AJ: I don’t think it was an issue of genre that this attempt was more successfully authentic than my earlier attempts, but rather of having more time and space to unravel the meaning of my wilderness journey. I wrote the story “Flee” when I was much closer to the experience of being on the trail, and The Wanting Was a Wilderness was written over twenty years after the events. Even at the time I declared “Flee” “finished” I knew I wasn’t at all finished with this material, that I had so much more to explore narratively and figure out emotionally. When I returned to the material with the intent to capture it truthfully, I began to understand how, in fictionalizing my experience, I had flattened it into self-mockery—emphasizing all of our most immature, most dramatic behavior—with the intent of maximizing ironic tension and humor. This time, I wanted to tell my story as wholly, as abundantly, as truthfully as possible. That meant ongoing self-interrogation before and during the writing process. I wrote this book in part to learn what I truly felt at the time, and to tell the truth of what my wilderness experience meant to me. Of course I had hoped to become closer to my best self by doing that really hard physical thing. But I found there was no way to end the story itself with the end of my 85-day journey, because the truth was I was closer to being myself at the end of that expedition, but I still had a long way to go. I had to push the narrative out much further into the future in order to locate that authentic sense of resolution.

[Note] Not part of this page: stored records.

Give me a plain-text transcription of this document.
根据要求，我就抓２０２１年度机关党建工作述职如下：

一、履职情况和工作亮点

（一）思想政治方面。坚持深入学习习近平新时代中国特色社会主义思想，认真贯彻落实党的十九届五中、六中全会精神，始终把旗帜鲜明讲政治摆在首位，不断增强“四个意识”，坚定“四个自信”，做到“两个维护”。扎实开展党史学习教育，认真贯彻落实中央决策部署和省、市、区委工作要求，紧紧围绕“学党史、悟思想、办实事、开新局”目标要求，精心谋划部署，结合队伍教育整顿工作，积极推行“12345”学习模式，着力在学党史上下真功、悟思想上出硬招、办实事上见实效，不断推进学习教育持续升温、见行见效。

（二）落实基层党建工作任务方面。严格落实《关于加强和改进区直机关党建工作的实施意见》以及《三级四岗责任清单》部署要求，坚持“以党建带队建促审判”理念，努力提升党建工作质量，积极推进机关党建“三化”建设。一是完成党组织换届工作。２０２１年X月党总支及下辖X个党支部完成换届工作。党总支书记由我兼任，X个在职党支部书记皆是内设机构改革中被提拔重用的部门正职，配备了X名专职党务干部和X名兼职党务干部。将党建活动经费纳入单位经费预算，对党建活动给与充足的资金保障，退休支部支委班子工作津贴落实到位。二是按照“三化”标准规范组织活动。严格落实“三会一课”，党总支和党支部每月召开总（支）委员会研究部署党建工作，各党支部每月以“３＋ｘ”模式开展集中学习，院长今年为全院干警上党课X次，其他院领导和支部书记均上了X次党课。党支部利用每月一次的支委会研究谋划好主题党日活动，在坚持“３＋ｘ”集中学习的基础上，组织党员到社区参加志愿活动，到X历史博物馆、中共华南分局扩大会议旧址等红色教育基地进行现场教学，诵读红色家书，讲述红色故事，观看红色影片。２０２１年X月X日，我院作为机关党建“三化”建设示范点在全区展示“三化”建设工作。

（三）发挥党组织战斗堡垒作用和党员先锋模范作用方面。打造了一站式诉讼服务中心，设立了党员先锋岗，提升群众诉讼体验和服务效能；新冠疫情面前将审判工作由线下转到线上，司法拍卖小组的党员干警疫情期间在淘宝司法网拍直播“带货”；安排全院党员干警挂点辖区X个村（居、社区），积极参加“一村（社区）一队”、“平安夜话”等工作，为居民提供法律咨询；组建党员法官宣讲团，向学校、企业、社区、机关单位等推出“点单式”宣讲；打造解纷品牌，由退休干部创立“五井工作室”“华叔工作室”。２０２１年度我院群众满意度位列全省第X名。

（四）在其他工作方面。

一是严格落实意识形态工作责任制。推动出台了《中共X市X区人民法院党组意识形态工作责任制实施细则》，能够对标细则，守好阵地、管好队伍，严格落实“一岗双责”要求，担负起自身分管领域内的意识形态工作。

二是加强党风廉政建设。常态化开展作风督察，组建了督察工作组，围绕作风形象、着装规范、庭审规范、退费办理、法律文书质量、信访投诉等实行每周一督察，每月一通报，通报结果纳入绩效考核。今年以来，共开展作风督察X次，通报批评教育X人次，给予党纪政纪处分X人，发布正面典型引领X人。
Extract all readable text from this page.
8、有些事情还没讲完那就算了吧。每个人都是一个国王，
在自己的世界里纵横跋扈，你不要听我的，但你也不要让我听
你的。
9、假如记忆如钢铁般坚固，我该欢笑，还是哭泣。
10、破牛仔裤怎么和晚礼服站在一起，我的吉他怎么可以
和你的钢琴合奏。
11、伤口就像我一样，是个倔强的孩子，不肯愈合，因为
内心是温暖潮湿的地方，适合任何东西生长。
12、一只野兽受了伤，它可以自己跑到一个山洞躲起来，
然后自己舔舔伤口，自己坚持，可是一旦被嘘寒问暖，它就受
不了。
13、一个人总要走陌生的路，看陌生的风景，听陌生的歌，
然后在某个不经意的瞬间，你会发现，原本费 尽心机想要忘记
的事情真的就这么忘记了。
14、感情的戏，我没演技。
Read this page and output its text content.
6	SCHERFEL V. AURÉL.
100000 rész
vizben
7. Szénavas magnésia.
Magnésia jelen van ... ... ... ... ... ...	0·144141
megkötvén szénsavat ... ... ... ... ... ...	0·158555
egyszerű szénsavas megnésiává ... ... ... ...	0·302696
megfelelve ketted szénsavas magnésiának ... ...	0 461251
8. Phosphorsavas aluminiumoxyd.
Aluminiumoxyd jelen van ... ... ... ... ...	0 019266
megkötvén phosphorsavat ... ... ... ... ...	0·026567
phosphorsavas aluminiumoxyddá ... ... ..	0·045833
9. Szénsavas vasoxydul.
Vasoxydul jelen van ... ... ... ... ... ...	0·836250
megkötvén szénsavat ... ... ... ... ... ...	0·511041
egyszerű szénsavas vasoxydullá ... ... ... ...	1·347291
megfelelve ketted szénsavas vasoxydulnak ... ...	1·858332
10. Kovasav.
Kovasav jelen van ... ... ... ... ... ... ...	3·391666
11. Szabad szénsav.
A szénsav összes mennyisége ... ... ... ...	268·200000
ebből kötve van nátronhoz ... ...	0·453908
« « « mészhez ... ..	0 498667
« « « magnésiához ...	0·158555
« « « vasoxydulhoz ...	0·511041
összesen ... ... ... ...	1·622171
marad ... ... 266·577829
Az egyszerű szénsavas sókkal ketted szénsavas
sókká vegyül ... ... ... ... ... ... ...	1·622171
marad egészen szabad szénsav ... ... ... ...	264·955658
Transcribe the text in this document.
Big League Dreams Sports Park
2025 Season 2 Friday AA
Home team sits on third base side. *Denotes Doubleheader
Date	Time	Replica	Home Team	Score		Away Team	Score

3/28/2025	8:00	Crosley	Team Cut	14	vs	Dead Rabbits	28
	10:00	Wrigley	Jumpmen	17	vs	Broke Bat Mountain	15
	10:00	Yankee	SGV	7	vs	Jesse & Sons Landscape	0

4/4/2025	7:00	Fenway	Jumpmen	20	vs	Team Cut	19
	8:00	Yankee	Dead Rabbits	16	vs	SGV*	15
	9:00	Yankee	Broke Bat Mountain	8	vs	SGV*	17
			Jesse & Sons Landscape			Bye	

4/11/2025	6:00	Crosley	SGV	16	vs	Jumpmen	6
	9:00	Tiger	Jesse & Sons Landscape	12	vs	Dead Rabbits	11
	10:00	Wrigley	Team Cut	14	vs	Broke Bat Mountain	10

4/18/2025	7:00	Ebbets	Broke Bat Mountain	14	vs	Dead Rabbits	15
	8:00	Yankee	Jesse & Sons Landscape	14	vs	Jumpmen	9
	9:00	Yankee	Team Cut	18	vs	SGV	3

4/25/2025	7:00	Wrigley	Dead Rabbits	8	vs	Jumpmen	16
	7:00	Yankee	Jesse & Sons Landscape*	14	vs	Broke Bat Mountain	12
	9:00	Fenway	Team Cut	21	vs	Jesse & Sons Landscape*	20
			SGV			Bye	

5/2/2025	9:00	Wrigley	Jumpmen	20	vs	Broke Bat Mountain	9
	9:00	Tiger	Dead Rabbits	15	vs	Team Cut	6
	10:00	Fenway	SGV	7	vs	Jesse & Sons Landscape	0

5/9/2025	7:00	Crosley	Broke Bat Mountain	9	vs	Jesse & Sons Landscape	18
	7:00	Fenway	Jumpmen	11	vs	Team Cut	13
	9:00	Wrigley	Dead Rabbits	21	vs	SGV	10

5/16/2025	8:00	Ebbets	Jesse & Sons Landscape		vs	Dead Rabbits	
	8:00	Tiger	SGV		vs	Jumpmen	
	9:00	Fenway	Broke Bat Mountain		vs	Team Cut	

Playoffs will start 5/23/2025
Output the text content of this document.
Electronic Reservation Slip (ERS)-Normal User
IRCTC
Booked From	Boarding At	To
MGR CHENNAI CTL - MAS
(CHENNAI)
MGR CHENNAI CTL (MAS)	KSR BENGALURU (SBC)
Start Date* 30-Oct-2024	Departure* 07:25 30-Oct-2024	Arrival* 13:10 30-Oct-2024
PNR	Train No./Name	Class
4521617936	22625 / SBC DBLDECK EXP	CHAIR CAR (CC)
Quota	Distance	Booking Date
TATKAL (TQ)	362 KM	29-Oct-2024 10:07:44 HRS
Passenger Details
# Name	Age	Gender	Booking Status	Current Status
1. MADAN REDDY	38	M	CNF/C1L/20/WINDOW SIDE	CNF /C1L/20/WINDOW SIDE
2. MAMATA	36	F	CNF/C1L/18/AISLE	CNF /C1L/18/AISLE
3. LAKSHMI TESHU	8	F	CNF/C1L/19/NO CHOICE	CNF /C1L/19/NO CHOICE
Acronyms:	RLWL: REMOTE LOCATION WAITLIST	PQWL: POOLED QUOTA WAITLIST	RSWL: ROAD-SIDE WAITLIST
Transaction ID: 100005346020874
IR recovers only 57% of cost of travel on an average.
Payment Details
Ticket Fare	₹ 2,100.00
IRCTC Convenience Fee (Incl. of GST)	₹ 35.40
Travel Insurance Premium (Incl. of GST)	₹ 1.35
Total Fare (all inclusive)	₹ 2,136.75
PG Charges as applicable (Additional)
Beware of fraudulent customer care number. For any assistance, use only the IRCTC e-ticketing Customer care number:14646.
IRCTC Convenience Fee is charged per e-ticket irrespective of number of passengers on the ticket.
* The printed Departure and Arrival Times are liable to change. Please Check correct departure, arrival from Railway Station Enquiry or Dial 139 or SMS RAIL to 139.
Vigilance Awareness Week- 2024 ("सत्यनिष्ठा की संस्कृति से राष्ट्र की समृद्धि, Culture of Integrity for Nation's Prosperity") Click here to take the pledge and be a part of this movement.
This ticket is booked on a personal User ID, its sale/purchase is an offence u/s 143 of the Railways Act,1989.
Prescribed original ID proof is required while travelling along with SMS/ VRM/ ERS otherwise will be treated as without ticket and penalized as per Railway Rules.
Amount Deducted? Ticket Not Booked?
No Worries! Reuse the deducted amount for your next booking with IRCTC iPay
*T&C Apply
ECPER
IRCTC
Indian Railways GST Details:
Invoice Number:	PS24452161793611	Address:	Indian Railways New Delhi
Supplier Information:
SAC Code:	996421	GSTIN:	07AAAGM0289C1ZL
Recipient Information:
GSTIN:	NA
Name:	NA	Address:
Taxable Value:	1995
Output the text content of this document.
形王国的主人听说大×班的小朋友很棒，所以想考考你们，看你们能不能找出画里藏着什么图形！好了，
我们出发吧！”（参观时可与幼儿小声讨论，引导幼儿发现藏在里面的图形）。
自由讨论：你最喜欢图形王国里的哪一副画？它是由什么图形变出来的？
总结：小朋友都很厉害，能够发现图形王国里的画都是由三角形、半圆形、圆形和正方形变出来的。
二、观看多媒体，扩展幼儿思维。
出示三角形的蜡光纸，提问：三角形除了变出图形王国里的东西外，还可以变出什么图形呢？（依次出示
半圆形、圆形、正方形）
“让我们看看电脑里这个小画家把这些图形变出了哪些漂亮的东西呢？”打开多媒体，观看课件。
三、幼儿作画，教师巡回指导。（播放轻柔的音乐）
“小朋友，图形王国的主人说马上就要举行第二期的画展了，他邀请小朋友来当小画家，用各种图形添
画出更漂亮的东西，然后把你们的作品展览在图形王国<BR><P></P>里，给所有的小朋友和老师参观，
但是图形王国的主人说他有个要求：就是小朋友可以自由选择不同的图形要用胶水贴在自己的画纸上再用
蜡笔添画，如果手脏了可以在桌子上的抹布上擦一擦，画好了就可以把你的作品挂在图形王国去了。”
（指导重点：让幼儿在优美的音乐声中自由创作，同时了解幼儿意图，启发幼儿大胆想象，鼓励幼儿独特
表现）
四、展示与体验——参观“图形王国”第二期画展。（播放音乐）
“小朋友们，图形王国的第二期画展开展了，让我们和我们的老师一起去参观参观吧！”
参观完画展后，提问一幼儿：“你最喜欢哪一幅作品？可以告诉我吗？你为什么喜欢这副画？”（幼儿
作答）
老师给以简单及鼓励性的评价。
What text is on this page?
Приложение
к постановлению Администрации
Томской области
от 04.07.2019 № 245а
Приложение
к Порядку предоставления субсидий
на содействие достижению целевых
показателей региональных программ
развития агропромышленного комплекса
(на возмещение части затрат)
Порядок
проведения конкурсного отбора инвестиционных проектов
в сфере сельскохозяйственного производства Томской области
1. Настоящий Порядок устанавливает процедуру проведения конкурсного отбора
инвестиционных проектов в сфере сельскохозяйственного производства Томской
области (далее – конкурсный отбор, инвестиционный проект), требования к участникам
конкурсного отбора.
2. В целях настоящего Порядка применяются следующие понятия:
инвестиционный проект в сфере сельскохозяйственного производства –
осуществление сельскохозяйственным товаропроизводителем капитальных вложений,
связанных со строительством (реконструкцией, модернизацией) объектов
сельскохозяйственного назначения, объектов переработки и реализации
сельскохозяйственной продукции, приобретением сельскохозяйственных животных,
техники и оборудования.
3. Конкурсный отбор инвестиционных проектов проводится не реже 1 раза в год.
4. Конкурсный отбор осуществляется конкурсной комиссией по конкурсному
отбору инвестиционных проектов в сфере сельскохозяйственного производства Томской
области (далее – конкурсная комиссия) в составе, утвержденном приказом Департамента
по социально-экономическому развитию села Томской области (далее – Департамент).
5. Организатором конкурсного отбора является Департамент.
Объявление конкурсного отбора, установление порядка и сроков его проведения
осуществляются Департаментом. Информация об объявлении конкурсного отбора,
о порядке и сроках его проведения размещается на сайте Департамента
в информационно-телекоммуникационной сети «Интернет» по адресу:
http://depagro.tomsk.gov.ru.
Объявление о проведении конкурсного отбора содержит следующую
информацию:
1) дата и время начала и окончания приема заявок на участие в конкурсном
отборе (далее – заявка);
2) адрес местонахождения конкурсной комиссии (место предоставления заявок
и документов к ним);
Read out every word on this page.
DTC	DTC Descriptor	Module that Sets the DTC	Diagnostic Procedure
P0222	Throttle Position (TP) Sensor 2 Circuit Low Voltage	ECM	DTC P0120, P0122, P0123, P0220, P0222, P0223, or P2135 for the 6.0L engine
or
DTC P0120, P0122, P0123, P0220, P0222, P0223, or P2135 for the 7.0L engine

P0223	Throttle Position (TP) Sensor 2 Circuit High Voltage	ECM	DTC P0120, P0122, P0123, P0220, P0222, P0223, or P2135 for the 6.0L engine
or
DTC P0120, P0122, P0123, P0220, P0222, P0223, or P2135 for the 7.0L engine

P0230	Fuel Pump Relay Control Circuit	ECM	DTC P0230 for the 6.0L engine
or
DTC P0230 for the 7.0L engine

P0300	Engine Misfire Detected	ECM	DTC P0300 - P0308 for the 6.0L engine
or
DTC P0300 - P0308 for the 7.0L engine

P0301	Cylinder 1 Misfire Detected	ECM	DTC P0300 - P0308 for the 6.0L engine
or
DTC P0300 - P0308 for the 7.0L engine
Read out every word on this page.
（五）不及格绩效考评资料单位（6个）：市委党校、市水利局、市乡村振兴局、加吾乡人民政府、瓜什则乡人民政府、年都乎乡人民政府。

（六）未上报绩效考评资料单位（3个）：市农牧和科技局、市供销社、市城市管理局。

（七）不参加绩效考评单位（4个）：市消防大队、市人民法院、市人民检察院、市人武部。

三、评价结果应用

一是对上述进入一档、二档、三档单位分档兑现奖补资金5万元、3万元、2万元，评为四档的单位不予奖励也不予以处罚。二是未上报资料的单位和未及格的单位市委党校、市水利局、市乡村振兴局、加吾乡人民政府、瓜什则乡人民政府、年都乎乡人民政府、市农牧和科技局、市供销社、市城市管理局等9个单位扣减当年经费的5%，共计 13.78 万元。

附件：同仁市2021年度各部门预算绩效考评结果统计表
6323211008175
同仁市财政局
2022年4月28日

MB: Strayed has read your book and you met her in a virtual book launch. What was that like? What surprised you? What was the best part?
AJ: As you can imagine, it was an amazing way to launch this book! Cheryl knew I was writing the book, and she graciously answered some questions via email along the way, but I didn’t want to hound her and mostly kept my distance while writing. She agreed to do an online event with me hosted by the Center for Fiction—a personal silver lining to the pandemic, since a live event would have been unlikely given the 3,000 miles between our cities. I spent 4 years thinking about Wild and of course the entire time I wondered if my analysis would “get” the intentions and the magic of Wild in the opinion of its author. When The Wanting Was a Wilderness came out I sent Cheryl a copy with a note, and didn’t hear from her except to say yes to the Center for Fiction event, though she tweeted about my book a few times, so I knew she at least didn’t hate it. I was dying, but it turned out she was too—she said when it arrived in the mail she let it sit there haunting her, wondering what could possibly be in there. The day before the event she sent me an email that began, “Just so you know…I LOVE YOUR BOOK.” I’d had to pretend to myself that I didn’t care what she’d think in order to write the book without allowing that to influence the process, but I think that was the moment with the biggest whoosh. The ultimate conversation truly felt like a celebration of everything—her book, my book, our journeys in the wilderness, and writing the truth.